The AMA is trying to say that med school needs to be cheaper so people are less burdened by debt when they make their specialty choice. While containing costs and possibly shortening the training time will help, the REAL problem is pay differential between specialist and generalist. The answer to that problem is simple, too: Pay specialists less, pay generalists more. Currently, our system financially rewards procedures and specialist care while paying relative ignorance to primary and preventive care. The American medical system is the most expensive in the world, but ranks around 18th place globally when all important health markers such as maternal mortality, infant mortality, obesity, diabetes and life expectancy are averaged together. The countries that beat us – Cuba trounces us at a fraction of the cost, for example – do so largely because they invest intelligently in primary care medicine.

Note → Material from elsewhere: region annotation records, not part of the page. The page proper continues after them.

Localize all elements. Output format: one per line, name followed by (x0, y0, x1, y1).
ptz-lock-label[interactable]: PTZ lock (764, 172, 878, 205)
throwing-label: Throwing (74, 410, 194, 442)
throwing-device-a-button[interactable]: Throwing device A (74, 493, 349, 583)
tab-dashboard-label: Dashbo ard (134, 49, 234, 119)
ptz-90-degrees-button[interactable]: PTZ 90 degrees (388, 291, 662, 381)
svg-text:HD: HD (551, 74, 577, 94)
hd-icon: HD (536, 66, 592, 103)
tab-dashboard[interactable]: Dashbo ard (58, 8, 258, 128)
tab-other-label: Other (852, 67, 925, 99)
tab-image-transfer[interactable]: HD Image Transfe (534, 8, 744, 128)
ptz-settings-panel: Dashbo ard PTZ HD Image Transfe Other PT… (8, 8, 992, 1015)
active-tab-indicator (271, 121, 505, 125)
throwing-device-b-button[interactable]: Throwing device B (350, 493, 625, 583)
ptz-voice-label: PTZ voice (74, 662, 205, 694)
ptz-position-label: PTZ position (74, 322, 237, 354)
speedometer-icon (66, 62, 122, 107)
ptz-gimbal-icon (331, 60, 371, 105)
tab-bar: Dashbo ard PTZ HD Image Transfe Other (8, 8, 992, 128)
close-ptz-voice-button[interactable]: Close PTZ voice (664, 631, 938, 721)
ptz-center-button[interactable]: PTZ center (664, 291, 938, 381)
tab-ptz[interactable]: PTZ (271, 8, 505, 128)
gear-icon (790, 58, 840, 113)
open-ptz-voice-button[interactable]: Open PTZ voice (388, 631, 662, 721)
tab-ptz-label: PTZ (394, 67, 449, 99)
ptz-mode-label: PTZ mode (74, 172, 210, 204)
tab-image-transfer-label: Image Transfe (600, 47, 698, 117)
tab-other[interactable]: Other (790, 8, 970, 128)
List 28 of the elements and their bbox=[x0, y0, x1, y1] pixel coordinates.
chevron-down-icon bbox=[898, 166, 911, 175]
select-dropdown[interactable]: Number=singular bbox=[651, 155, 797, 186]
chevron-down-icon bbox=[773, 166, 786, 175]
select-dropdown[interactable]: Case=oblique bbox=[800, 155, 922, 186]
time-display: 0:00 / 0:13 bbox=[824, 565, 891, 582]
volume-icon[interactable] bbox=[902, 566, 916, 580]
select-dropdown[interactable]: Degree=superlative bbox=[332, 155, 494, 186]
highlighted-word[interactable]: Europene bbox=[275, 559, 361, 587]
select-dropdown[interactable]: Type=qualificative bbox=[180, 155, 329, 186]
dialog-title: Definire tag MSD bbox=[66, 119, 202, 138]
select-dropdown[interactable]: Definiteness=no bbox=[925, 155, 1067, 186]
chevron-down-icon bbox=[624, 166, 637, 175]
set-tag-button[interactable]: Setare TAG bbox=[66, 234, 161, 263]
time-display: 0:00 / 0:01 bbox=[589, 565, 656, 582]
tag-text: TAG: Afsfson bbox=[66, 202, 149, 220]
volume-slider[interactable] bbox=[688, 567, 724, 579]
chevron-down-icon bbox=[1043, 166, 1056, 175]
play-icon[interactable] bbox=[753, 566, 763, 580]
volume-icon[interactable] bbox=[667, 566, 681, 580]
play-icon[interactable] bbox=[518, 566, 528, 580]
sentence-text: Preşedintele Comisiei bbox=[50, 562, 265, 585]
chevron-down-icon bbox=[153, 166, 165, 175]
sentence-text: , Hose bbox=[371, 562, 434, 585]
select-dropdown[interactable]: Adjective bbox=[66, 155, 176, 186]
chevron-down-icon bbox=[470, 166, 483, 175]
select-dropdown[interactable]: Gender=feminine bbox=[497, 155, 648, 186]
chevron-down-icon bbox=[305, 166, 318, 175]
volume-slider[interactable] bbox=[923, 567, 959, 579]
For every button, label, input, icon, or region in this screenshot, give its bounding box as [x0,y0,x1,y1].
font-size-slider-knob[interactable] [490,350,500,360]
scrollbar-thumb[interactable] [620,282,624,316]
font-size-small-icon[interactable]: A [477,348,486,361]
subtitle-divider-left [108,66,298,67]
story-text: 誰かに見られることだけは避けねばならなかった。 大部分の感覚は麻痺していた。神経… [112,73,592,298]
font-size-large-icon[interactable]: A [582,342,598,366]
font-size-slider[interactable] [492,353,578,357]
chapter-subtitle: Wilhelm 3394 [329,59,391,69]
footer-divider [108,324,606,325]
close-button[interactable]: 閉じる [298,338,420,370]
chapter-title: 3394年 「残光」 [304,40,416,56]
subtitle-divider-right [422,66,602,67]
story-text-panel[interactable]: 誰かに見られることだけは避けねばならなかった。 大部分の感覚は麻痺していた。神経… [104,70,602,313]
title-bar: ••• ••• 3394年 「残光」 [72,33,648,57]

It could be that the AMA is craven and strategic; their true goal being to prop up this specialist-heavy medical system that is overly reliant on high-tech, high-cost procedures. They may believe that primary care doctors should be replaced by lesser-trained physician’s assistants, “doctor” nurses, and nurse practitioners, all of whom have a lower threshold to refer to specialists. But specialist care is expensive, and the money is drying up. When the money’s gone, the specialists will be out of work too. So, if they aren’t being underhanded, then this particular effort at solving the problem is merely inept. Either way, they’re shooting themselves in their collective feet…a top-heavy medical system cannot sustain itself.

It is time for Americans to accept the fact that most of the developed world has better medical systems and healthier people than we do, at significantly less cost. We can catch up to them by simply investing in preventative and primary care medicine. But if even the AMA can’t (or won’t) address this issue, who will?